Sunday, April 6, 2008

Common variants, when do we stop looking?

Just a few thoughts on genome-wide association studies, prompted by Genetic Future's recent posts on the low returns of some genome-scans (here and the here). Now meta-analysis of combined studies will get us a long way towards getting small effect alleles without the expense of typing additional cases (and we've seen quite a bit of this already), as will methods for studying epistatic interactions. So people will definitely squeeze the current data sets more. But my question/thought is: when do we stop looking for common variants for a particular common disease by increasing our sample size? Now this is a silly question, because the answer is mainly determined by practical constraints like funding and the ease of phenotyping cases. Also I suspect the answer is that we'll keep on doing genome-wide association studies until resequencing is cheap enough to become a common tool, and then rare variants will be popular. But theoretically when should we stop, as thinking about this might help us weigh the merits of different studies/study designs?

I think the answer depends strongly on the reasons for doing genome-wide association studies in the first place.
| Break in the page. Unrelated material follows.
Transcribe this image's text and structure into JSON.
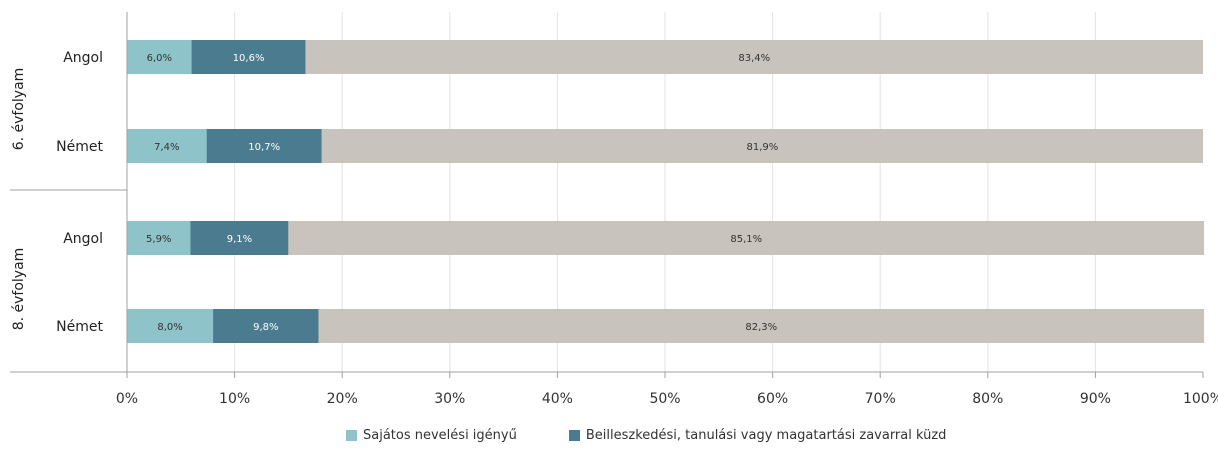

I think there are two main reasons: predicting disease risk and understanding the pathways involved in the disease (though obviously these are not distinct aims).

If you are interested in predicting the disease risk from a person's genotype, you need to think about 'if I increase our sample size dramatically will I get much better at predicting disease risk'? The answer to that perhaps will be no, most of the common variants known are not very predictive so the ones that will be discovered next will be even less helpful in predicting risk. Now there will be a vast number of tiny effect loci, but it seems to me that we rapidly hit diminishing returns for predicting risk.

If on the other hand you want to learn about the pathways involved in the disease (for drug targeting...etc), then perhaps the size of the effect is not important, just finding a new region will be informative about some part of the pathway (if you can understand what the region is telling you). One perhaps serious wrinkle on this is: 'are tiny effect loci really informative about the pathways'. The effect size may be small because the effect of the allele is very remote in the network from the main pathways, in which case it might be very hard to work your way back to understanding something new about the disease.

Now an additional benefit of finding a tiny effect common allele, is that the region containing the region might be the target of large effect rare variants. Might one view be that by discovering tiny-effect common allele that people are preparing the ground (i.e. finding candidate loci) for resequencing studies of rare variants. Obviously the resequencing will be done genome-wide, but researchers will up-weight interesting rare variants in loci where weak effect loci are already known. If so, this will be a funny twist because genes involved in mendelian diseases (rare-strong effect mutations) were originally seen as candidate locations for common disease variation.

I think the exciting thing is we really don't know what we will learn, nor when to stop. The great thing about the WTCCC (and other major efforts) is that by concentrating a lot of effort on a few diseases, we might quickly learn what does and doesn't work.


Daniel said...

Great post, G - I particularly like the point about using genes identified in GWAS to prioritise variants in sequencing-based studies. Figuring out which variants are functional is going to be a real challenge in the sequencing era, so any extra sources of information will be useful.

I'd add one further motivation for continuing the GWAS effort, even in the face of diminishing returns: it provides a short-term incentive for the collection of the massive sets of DNA samples and phenotype information that will be needed to make sense from sequencing data in a few years' time.

G said...


Although, using common variation to prioritise rare variants is perhaps less helpful if the aim is to characterise the pathway. Though perhaps large effect mutations are easier to functionally analyse.

I agree that GWAS are accumulating great resources for resequencing. However, I imagine that legally getting a patient's consent for a GWAS is easier than for a resequencing study. But I'm sure where possible researchers are getting permission for both.